Safety and Tolerability of Onasemnogene Abeparvovec for Patients with Spinal Muscular Atrophy Weighing ≤17 kg and ≤24 Months Old: Phase 4 OFELIA Study

Topic:

Clinical Trials

Poster Number: S120

Author(s):

Jonas Saute, Medical Genetics Service, Hospital de Clinicas de Porto Alegre, Javier Muntadas, MD, Hospital Italiano de Buenos Aires, Juliana Gurgel-Gianetti, MD, Universidade Federal de Minas Gerais, Soledad Monges, MD, Hospital de Pediatría S.A.M.I.C. “Prof. Dr. Juan P. Garrahan,” Buenos Aires, Paula Aliberti, PhD, Novartis, Iulian Alecu, MD, Novartis Pharmaceuticals, Shannon Ritter, MS, Novartis Gene Therapies, Inc., Janaina de Lana, MD, Novartis Biociências S.A. Pharma, Nayla Mumneh, MD, Novartis, Edmar Zanoteli, MD, PhD, Hospital de Clinicas da Faculdade de Medicina da Universidade de São Paulo (HCFMUSP)

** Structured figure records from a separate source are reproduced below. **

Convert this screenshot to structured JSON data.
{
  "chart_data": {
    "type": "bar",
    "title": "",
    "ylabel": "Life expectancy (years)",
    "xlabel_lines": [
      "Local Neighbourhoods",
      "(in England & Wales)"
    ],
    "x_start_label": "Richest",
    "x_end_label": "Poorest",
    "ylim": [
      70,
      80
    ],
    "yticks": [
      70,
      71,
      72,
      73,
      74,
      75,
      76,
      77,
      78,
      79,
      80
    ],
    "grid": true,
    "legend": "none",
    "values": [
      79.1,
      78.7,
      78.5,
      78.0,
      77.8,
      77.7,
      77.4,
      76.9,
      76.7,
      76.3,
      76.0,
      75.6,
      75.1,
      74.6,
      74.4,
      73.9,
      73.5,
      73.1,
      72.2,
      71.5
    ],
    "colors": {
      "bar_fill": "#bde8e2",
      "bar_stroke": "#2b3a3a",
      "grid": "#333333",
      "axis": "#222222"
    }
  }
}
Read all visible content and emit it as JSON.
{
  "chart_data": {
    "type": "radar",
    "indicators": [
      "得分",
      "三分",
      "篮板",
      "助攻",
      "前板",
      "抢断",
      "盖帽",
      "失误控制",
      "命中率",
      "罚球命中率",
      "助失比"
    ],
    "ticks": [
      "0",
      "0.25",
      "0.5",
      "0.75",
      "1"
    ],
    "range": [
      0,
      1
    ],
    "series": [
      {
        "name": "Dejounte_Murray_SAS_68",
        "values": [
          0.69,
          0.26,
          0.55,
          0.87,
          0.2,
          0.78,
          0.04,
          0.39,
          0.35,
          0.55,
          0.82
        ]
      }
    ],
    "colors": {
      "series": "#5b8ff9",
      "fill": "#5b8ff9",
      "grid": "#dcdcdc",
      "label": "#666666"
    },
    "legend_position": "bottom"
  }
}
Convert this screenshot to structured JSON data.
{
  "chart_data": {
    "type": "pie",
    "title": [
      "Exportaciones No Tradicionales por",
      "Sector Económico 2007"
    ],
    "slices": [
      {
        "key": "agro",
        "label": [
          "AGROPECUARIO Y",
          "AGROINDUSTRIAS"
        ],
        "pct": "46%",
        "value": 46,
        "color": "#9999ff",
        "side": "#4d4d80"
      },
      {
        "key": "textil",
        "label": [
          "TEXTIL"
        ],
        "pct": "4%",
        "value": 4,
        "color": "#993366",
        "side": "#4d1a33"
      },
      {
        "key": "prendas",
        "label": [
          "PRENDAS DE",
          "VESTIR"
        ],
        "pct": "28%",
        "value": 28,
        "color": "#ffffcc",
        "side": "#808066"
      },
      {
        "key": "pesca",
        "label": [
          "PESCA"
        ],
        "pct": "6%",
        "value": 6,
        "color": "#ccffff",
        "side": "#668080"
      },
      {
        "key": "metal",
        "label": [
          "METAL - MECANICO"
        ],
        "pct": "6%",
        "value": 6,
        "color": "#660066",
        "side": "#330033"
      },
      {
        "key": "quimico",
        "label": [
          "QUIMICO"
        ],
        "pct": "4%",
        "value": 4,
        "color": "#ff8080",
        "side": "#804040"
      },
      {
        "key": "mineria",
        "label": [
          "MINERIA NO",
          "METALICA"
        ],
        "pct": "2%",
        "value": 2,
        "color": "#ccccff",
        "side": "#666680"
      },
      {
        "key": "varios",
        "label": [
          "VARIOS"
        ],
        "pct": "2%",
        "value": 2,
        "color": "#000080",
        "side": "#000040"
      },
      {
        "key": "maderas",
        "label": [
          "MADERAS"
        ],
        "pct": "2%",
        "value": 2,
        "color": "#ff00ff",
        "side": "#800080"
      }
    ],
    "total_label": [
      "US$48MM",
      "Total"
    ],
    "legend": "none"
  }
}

Background: Intravenous (IV) onasemnogene abeparvovec (OA) demonstrated efficacy and safety for patients with spinal muscular atrophy (SMA), but, at the initiation of OFELIA (NCT05073133), clinical trials had only enrolled patients weighing ≤8.5 kg and ≤9 months old. OFELIA was a phase 4, open-label, multicenter study conducted in Latin America that enrolled patients with symptomatic SMA weighing ≤17 kg.
Objective: OFELIA assessed safety and efficacy of single-dose IV OA for patients weighing ≤17 kg and ≤24 months old over 18 months post-infusion. Primary endpoint was safety, measured by treatment-emergent adverse events (TEAEs), serious TEAEs, adverse events of special interest (AESIs), and hematology/laboratory changes. Secondary endpoint was efficacy, measured by World Health Organization–Multicenter Growth Reference Study (WHO-MGRS) motor milestone achievement. Data were summarized descriptively.
Results: Sixteen patients were enrolled; three (19%) were previously treated with nusinersen. At dosing, median (range) age was 17.88 (3.95–23.75) months and weight was 8.35 (6.10–12.10) kg. Most patients had SMA type 1 (n=10; 62.5%) and two (n=8; 50.0%) or three (n=8; 50.0%) SMN2 copies. Safety was consistent with previous studies with OA. Eleven (68.8%) patients experienced serious TEAEs. Twelve (75.0%) patients experienced AESIs: 11 (91.7%) hepatotoxicity, 5 (41.7%) thrombocytopenia, and 2 (16.7%) thrombotic microangiopathy (TMA). Transaminase elevations (n=2/16; 12.5%) were asymptomatic; troponin elevations (n=6/8; 75.0%) were isolated and without clinical relevance. Two (12.5%) deaths occurred: one due to AESI of TMA (related to treatment per investigator); the second death was not related to treatment. Patients received a median (range) post-infusion corticosteroid dose of 0.90 (0.10–2.00) mg/kg for a median (range) of 183.50 (11.00–600.00) days. Most patients achieved WHO-MGRS motor milestones by 18 months of follow-up (up to 3 years old for most patients): sitting without support (n=10/12; 83.3%), crawling (n=3/12; 25.0%), standing with assistance (n=7/12; 58.3%), walking with assistance (n=2/12; 16.7%), standing alone (n=3/12; 25.0%), and walking alone (n=1/12; 8.3%).
Conclusions: OFELIA confirms that OA is safe and efficacious for older, heavier patients with SMA and for patients from different geographic locations than previously studied. Most patients demonstrated maintenance or improvement of motor milestones up to 18 months post-treatment.